In the first part, we introduce a joint framework merging emulation with dimension reduction in order to overcome this hurdle. The gradient-based kernel dimension reduction technique is chosen due to its ability to extract drastically lower dimensions with little loss in information. The Gaussian Process (GP) technique is combined with this dimension reduction approach. Theoretical properties of the approximation are explored. Our proposed approach provides an answer to the dimension reduction issue for a wide range of problems that cannot be tackled using existing methods at the moment. The efficiency and accuracy of the proposed framework is demonstrated and compared with other methods on an elliptic partial differential equation problem. An application to tsunami modelling, using the simulator VOLNA is presented. The uncertainties in the bathymetry (seafloor elevation) are modeled as high-dimensional realizations of a spatial process. Our dimension-reduced emulation enables us to compute the impact of these uncertainties on resulting possible tsunami wave heights near-shore and on-shore.

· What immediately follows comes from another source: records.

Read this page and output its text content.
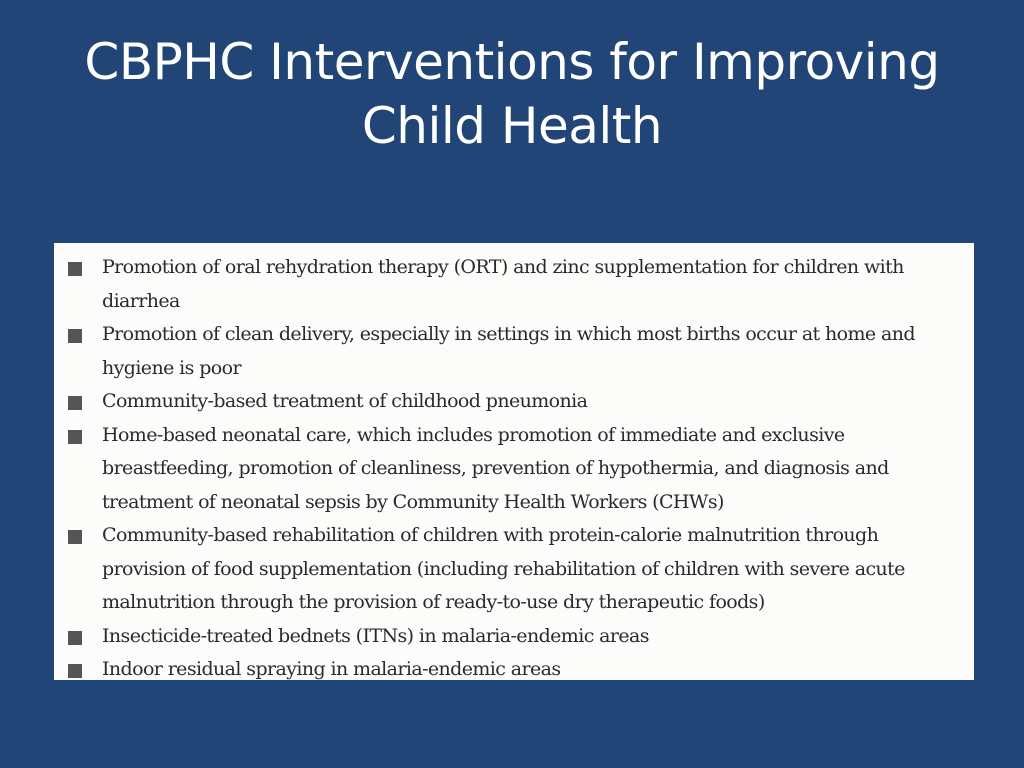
CBPHC Interventions for Improving
Child Health
Promotion of oral rehydration therapy (ORT) and zinc supplementation for children with diarrhea
Promotion of clean delivery, especially in settings in which most births occur at home and hygiene is poor
Community-based treatment of childhood pneumonia
Home-based neonatal care, which includes promotion of immediate and exclusive breastfeeding, promotion of cleanliness, prevention of hypothermia, and diagnosis and treatment of neonatal sepsis by Community Health Workers (CHWs)
Community-based rehabilitation of children with protein-calorie malnutrition through provision of food supplementation (including rehabilitation of children with severe acute malnutrition through the provision of ready-to-use dry therapeutic foods)
Insecticide-treated bednets (ITNs) in malaria-endemic areas
Indoor residual spraying in malaria-endemic areas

Considering an uncertain earthquake source, we observe a significant increase in the spread of uncertainties in the tsunami heights due to the contribution of the bathymetry uncertainties to the overall uncertainty budget. These results highlight the need to reduce uncertainties in the bathymetry in early warnings and hazard assessments.
In the second part, we present a method for the design and analysis of computer experiments. GPs are trained on input-output data obtained from simulation runs at various input values. We present a sequential design algorithm, MICE (Mutual Information for Computer Experiments), that adaptively selects the input values at which to run the computer simulator, in order to maximize the expected information gain (mutual information) over the input space. The superior computational efficiency of MICE compared to other algorithms is demonstrated on test functions and VOLNA with overall gains of 20% in that case. Moreover, there is a clear computational advantage in building a design of computer experiments solely on a subset of active variables. However, this prior selection inflates the limited computational budget. We thus interweave MICE with a screening algorithm to improve the overall efficiency of building an emulator. This approach allows us to assess future tsunami risk for complex earthquake sources over Cascadia.